Thanks in advance.:)

nreimers commented 6 years ago

Hi @duesXMachine

Unknown words are mapped to the UNKNOWN token. For these unknown word, labels are still inferred, however, the system does not see the word.

If you have a sentence like: Mark is the founder of Facebook

And assuming it would not know Facebook, then the sentence is transferred to: Mark is the founder of UNKNOWN

It would still try to guess if UNKNOWN is a named entity or not.

When you enable character-based word representations, then a word representation for Facebook would be derived from the characters.

duesXMachine commented 6 years ago

Thanks @nreimers Can you tell me what does CharEmbeddingsSize does?

nreimers commented 6 years ago

Hi @duesXMachine For the char based word representations, every character is mapped to an embedding (of size CharEmbeddingsSize), then an LSTM or CNN is used to derive an embedding for the token

duesXMachine commented 6 years ago

Hey @nreimers I tried re-training a model with CharEmbedding : 'CNN' and got the following error with CNN input layer dimension.

ValueError: Error when checking input: expected char_input to have 3 dimensions, but got array with shape (2, 136)
nreimers commented 6 years ago

Hi @duesXMachine There was a bug that the characters of the word were not transformed to vectors when the model was loaded instead of build from scratch.

I pushed a bugfix to the BiLSTM.py file.

I also updated the dependencies so that it works with Keras 2.2.0 and Tensorflow 1.8.0.

There was a change in Keras/Tensorflow, so that CNN based character-word-representation do no longer support masking. Hence, old models that where trained with CharEmbedding: 'CNN' can not be loaded with the latest version.

ZhaofengWu commented 6 years ago

I cloned a new version of this repo, but @duesXMachine's problem (of the error when checking char_input) is still occurring.
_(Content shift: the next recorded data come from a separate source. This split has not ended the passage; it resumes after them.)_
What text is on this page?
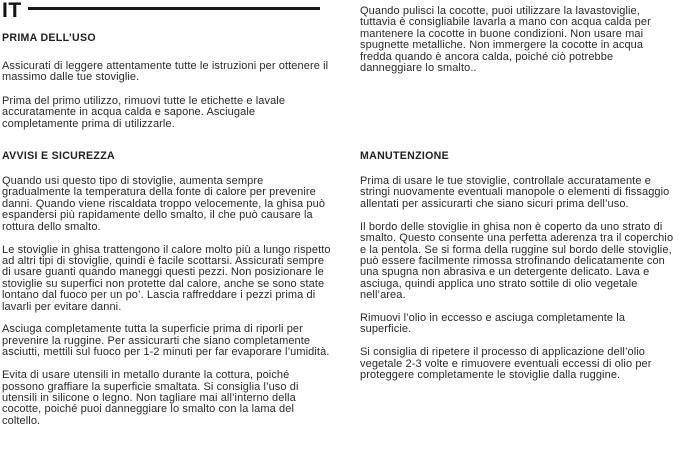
IT
PRIMA DELL’USO

Assicurati di leggere attentamente tutte le istruzioni per ottenere il massimo dalle tue stoviglie.

Prima del primo utilizzo, rimuovi tutte le etichette e lavale accuratamente in acqua calda e sapone. Asciugale completamente prima di utilizzarle.

Quando pulisci la cocotte, puoi utilizzare la lavastoviglie, tuttavia è consigliabile lavarla a mano con acqua calda per mantenere la cocotte in buone condizioni. Non usare mai spugnette metalliche. Non immergere la cocotte in acqua fredda quando è ancora calda, poiché ciò potrebbe danneggiare lo smalto..

AVVISI E SICUREZZA

Quando usi questo tipo di stoviglie, aumenta sempre gradualmente la temperatura della fonte di calore per prevenire danni. Quando viene riscaldata troppo velocemente, la ghisa può espandersi più rapidamente dello smalto, il che può causare la rottura dello smalto.

Le stoviglie in ghisa trattengono il calore molto più a lungo rispetto ad altri tipi di stoviglie, quindi è facile scottarsi. Assicurati sempre di usare guanti quando maneggi questi pezzi. Non posizionare le stoviglie su superfici non protette dal calore, anche se sono state lontano dal fuoco per un po’. Lascia raffreddare i pezzi prima di lavarli per evitare danni.

Asciuga completamente tutta la superficie prima di riporli per prevenire la ruggine. Per assicurarti che siano completamente asciutti, mettili sul fuoco per 1-2 minuti per far evaporare l’umidità.

Evita di usare utensili in metallo durante la cottura, poiché possono graffiare la superficie smaltata. Si consiglia l’uso di utensili in silicone o legno. Non tagliare mai all’interno della cocotte, poiché puoi danneggiare lo smalto con la lama del coltello.

MANUTENZIONE

Prima di usare le tue stoviglie, controllale accuratamente e stringi nuovamente eventuali manopole o elementi di fissaggio allentati per assicurarti che siano sicuri prima dell’uso.

Il bordo delle stoviglie in ghisa non è coperto da uno strato di smalto. Questo consente una perfetta aderenza tra il coperchio e la pentola. Se si forma della ruggine sul bordo delle stoviglie, può essere facilmente rimossa strofinando delicatamente con una spugna non abrasiva e un detergente delicato. Lava e asciuga, quindi applica uno strato sottile di olio vegetale nell’area.

Rimuovi l’olio in eccesso e asciuga completamente la superficie.

Si consiglia di ripetere il processo di applicazione dell’olio vegetale 2-3 volte e rimuovere eventuali eccessi di olio per proteggere completamente le stoviglie dalla ruggine.
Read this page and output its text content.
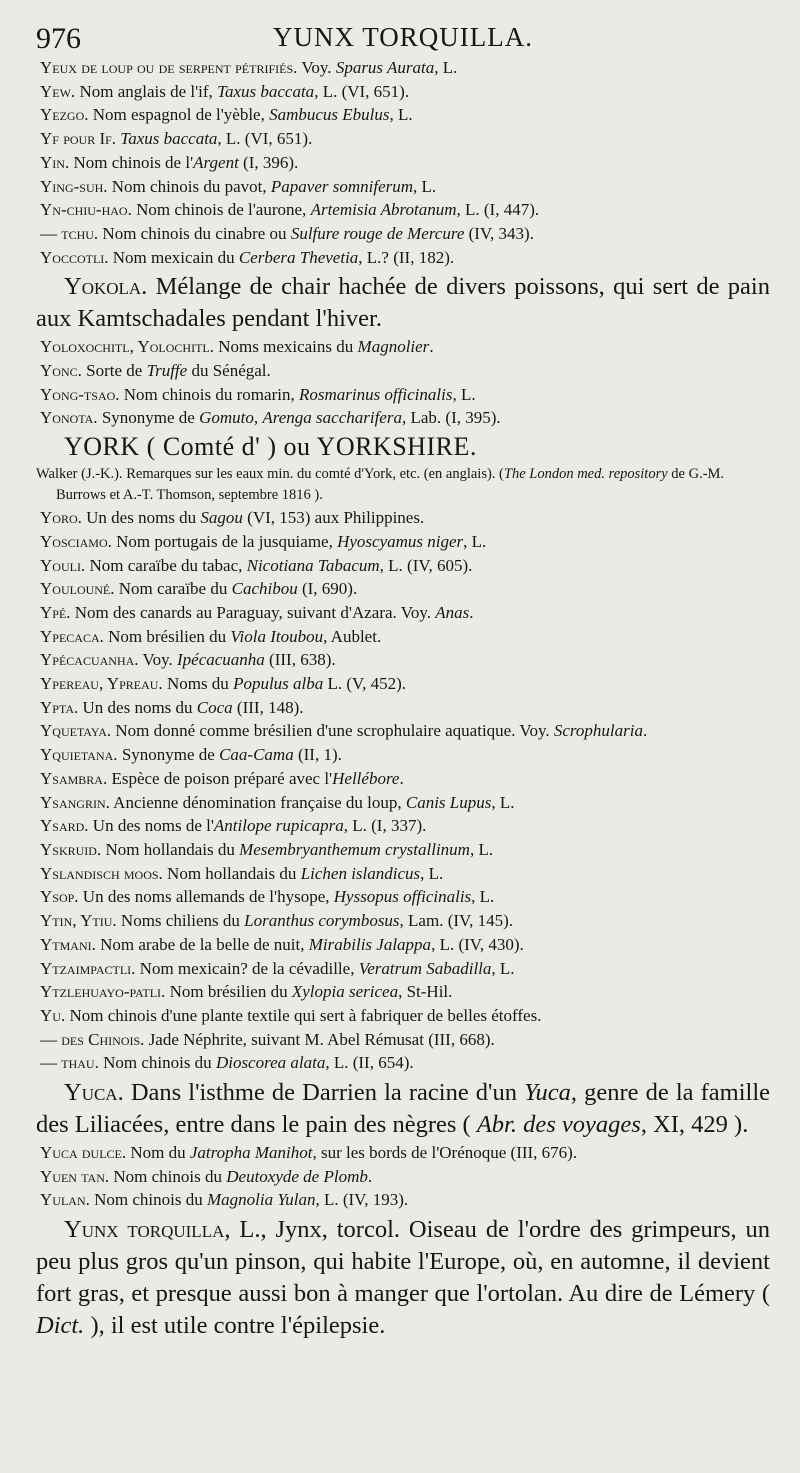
976	YUNX TORQUILLA.

Yeux de loup ou de serpent pétrifiés. Voy. Sparus Aurata, L.

Yew. Nom anglais de l'if, Taxus baccata, L. (VI, 651).

Yezgo. Nom espagnol de l'yèble, Sambucus Ebulus, L.

Yf pour If. Taxus baccata, L. (VI, 651).

Yin. Nom chinois de l'Argent (I, 396).

Ying-suh. Nom chinois du pavot, Papaver somniferum, L.

Yn-chiu-hao. Nom chinois de l'aurone, Artemisia Abrotanum, L. (I, 447).

— tchu. Nom chinois du cinabre ou Sulfure rouge de Mercure (IV, 343).

Yoccotli. Nom mexicain du Cerbera Thevetia, L.? (II, 182).

Yokola. Mélange de chair hachée de divers poissons, qui sert de pain aux Kamtschadales pendant l'hiver.

Yoloxochitl, Yolochitl. Noms mexicains du Magnolier.

Yonc. Sorte de Truffe du Sénégal.

Yong-tsao. Nom chinois du romarin, Rosmarinus officinalis, L.

Yonota. Synonyme de Gomuto, Arenga saccharifera, Lab. (I, 395).

YORK ( Comté d' ) ou YORKSHIRE.

Walker (J.-K.). Remarques sur les eaux min. du comté d'York, etc. (en anglais). (The London med. repository de G.-M. Burrows et A.-T. Thomson, septembre 1816 ).

Yoro. Un des noms du Sagou (VI, 153) aux Philippines.

Yosciamo. Nom portugais de la jusquiame, Hyoscyamus niger, L.

Youli. Nom caraïbe du tabac, Nicotiana Tabacum, L. (IV, 605).

Youlouné. Nom caraïbe du Cachibou (I, 690).

Ypé. Nom des canards au Paraguay, suivant d'Azara. Voy. Anas.

Ypecaca. Nom brésilien du Viola Itoubou, Aublet.

Ypécacuanha. Voy. Ipécacuanha (III, 638).

Ypereau, Ypreau. Noms du Populus alba L. (V, 452).

Ypta. Un des noms du Coca (III, 148).

Yquetaya. Nom donné comme brésilien d'une scrophulaire aquatique. Voy. Scrophularia.

Yquietana. Synonyme de Caa-Cama (II, 1).

Ysambra. Espèce de poison préparé avec l'Hellébore.

Ysangrin. Ancienne dénomination française du loup, Canis Lupus, L.

Ysard. Un des noms de l'Antilope rupicapra, L. (I, 337).

Yskruid. Nom hollandais du Mesembryanthemum crystallinum, L.

Yslandisch moos. Nom hollandais du Lichen islandicus, L.

Ysop. Un des noms allemands de l'hysope, Hyssopus officinalis, L.

Ytin, Ytiu. Noms chiliens du Loranthus corymbosus, Lam. (IV, 145).

Ytmani. Nom arabe de la belle de nuit, Mirabilis Jalappa, L. (IV, 430).

Ytzaimpactli. Nom mexicain? de la cévadille, Veratrum Sabadilla, L.

Ytzlehuayo-patli. Nom brésilien du Xylopia sericea, St-Hil.

Yu. Nom chinois d'une plante textile qui sert à fabriquer de belles étoffes.

— des Chinois. Jade Néphrite, suivant M. Abel Rémusat (III, 668).

— thau. Nom chinois du Dioscorea alata, L. (II, 654).

Yuca. Dans l'isthme de Darrien la racine d'un Yuca, genre de la famille des Liliacées, entre dans le pain des nègres ( Abr. des voyages, XI, 429 ).

Yuca dulce. Nom du Jatropha Manihot, sur les bords de l'Orénoque (III, 676).

Yuen tan. Nom chinois du Deutoxyde de Plomb.

Yulan. Nom chinois du Magnolia Yulan, L. (IV, 193).

Yunx torquilla, L., Jynx, torcol. Oiseau de l'ordre des grimpeurs, un peu plus gros qu'un pinson, qui habite l'Europe, où, en automne, il devient fort gras, et presque aussi bon à manger que l'ortolan. Au dire de Lémery ( Dict. ), il est utile contre l'épilepsie.
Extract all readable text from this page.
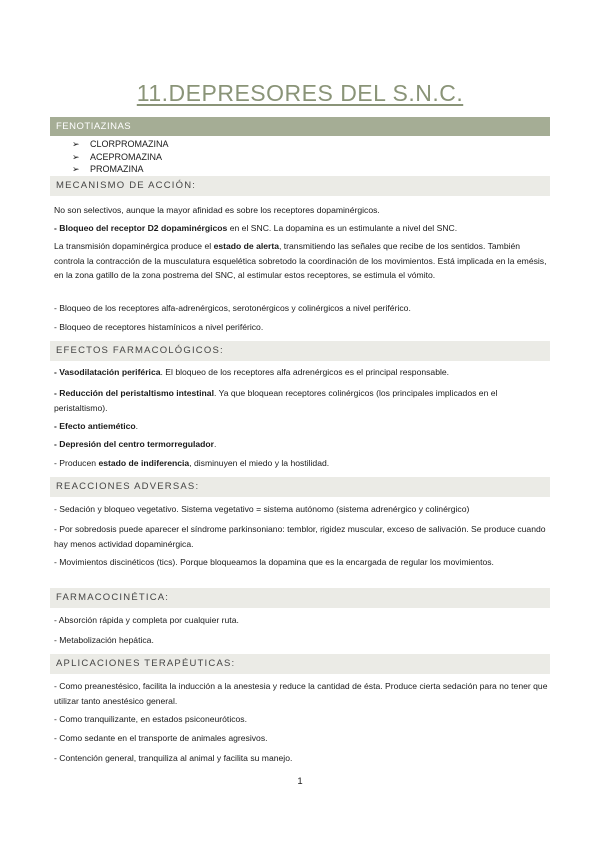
11.DEPRESORES DEL S.N.C.
FENOTIAZINAS
➢ CLORPROMAZINA
➢ ACEPROMAZINA
➢ PROMAZINA
MECANISMO DE ACCIÓN:

No son selectivos, aunque la mayor afinidad es sobre los receptores dopaminérgicos.

- Bloqueo del receptor D2 dopaminérgicos en el SNC. La dopamina es un estimulante a nivel del SNC.

La transmisión dopaminérgica produce el estado de alerta, transmitiendo las señales que recibe de los sentidos. También controla la contracción de la musculatura esquelética sobretodo la coordinación de los movimientos. Está implicada en la emésis, en la zona gatillo de la zona postrema del SNC, al estimular estos receptores, se estimula el vómito.

- Bloqueo de los receptores alfa-adrenérgicos, serotonérgicos y colinérgicos a nivel periférico.

- Bloqueo de receptores histamínicos a nivel periférico.

EFECTOS FARMACOLÓGICOS:

- Vasodilatación periférica. El bloqueo de los receptores alfa adrenérgicos es el principal responsable.

- Reducción del peristaltismo intestinal. Ya que bloquean receptores colinérgicos (los principales implicados en el peristaltismo).

- Efecto antiemético.

- Depresión del centro termorregulador.

- Producen estado de indiferencia, disminuyen el miedo y la hostilidad.

REACCIONES ADVERSAS:

- Sedación y bloqueo vegetativo. Sistema vegetativo = sistema autónomo (sistema adrenérgico y colinérgico)

- Por sobredosis puede aparecer el síndrome parkinsoniano: temblor, rigidez muscular, exceso de salivación. Se produce cuando hay menos actividad dopaminérgica.

- Movimientos discinéticos (tics). Porque bloqueamos la dopamina que es la encargada de regular los movimientos.

FARMACOCINÉTICA:

- Absorción rápida y completa por cualquier ruta.

- Metabolización hepática.

APLICACIONES TERAPÉUTICAS:

- Como preanestésico, facilita la inducción a la anestesia y reduce la cantidad de ésta. Produce cierta sedación para no tener que utilizar tanto anestésico general.

- Como tranquilizante, en estados psiconeuróticos.

- Como sedante en el transporte de animales agresivos.

- Contención general, tranquiliza al animal y facilita su manejo.

1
To be more specific, I cloned this new version, trained on CoNLL-2003 with CNN char embedding using TensorFlow backend (by default), and ran a modified RunModel_CoNLL_Format.py:

inputColumns = {0: "tokens", 1: 'NER_BIO'}

# :: Prepare the input ::
sentences = readCoNLL(inputPath, inputColumns)
addCharInformation(sentences)
addCasingInformation(sentences)

# :: Load the model ::
lstmModel = BiLSTM.loadModel(modelPath)

dataMatrix = createMatrices(sentences, lstmModel.mappings, True)

print(lstmModel.computeF1(list(lstmModel.models.keys())[0], dataMatrix))

The last line will produce that exact same error.

However, if I download the pre-trained CoNLL-2003 English model, there is no such problem.

nreimers commented 6 years ago

Okay that is strange. I tested it with the German models, which use charEmbeddings: CNN and they work. I tested it with RunModel.py, might be that there is a slight difference to the CoNLL.py file.

I will check it next week when I'm back in office

ZhaofengWu commented 6 years ago

Thanks! Note that there is no problem if I do the regular training + RunModel.py with the trained model. The crash occurs only when I use the modified code snippet, shown above. The only changed lines are the first and the last line. So I suspect that it probably isn't the problem for different languages, but rather in the computeF1() function.

duesXMachine commented 6 years ago

Hey @nreimers sometime while testing model I get this exception

Exception ignored in: <bound method BaseSession.__del__ of <tensorflow.python.client.session.Session object at 0x7f24f4cf4c88>>
Traceback (most recent call last):
  File "/home/deusxmachine/venvs/emailanalyzer/lib/python3.5/site-packages/tensorflow/python/client/session.py", line 712, in __del__
  File "/home/deusxmachine/venvs/emailanalyzer/lib/python3.5/site-packages/tensorflow/python/framework/c_api_util.py", line 31, in __init__
TypeError: 'NoneType' object is not callable

What does that means?

nreimers commented 6 years ago

It looks like tensorflow session is not initialized. But I am not sure why this is the case. Maybe some issue with keras or tensorflow.

@zhaofengwu I will check that next week and come back to you

ZhaofengWu commented 6 years ago

By the way, if I add lstmModel.tagSentences(dataMatrix) above my final line pasted above (which is print(lstmModel.computeF1(list(lstmModel.models.keys())[0], dataMatrix))), it will work fine. Hope it could help you find the problem.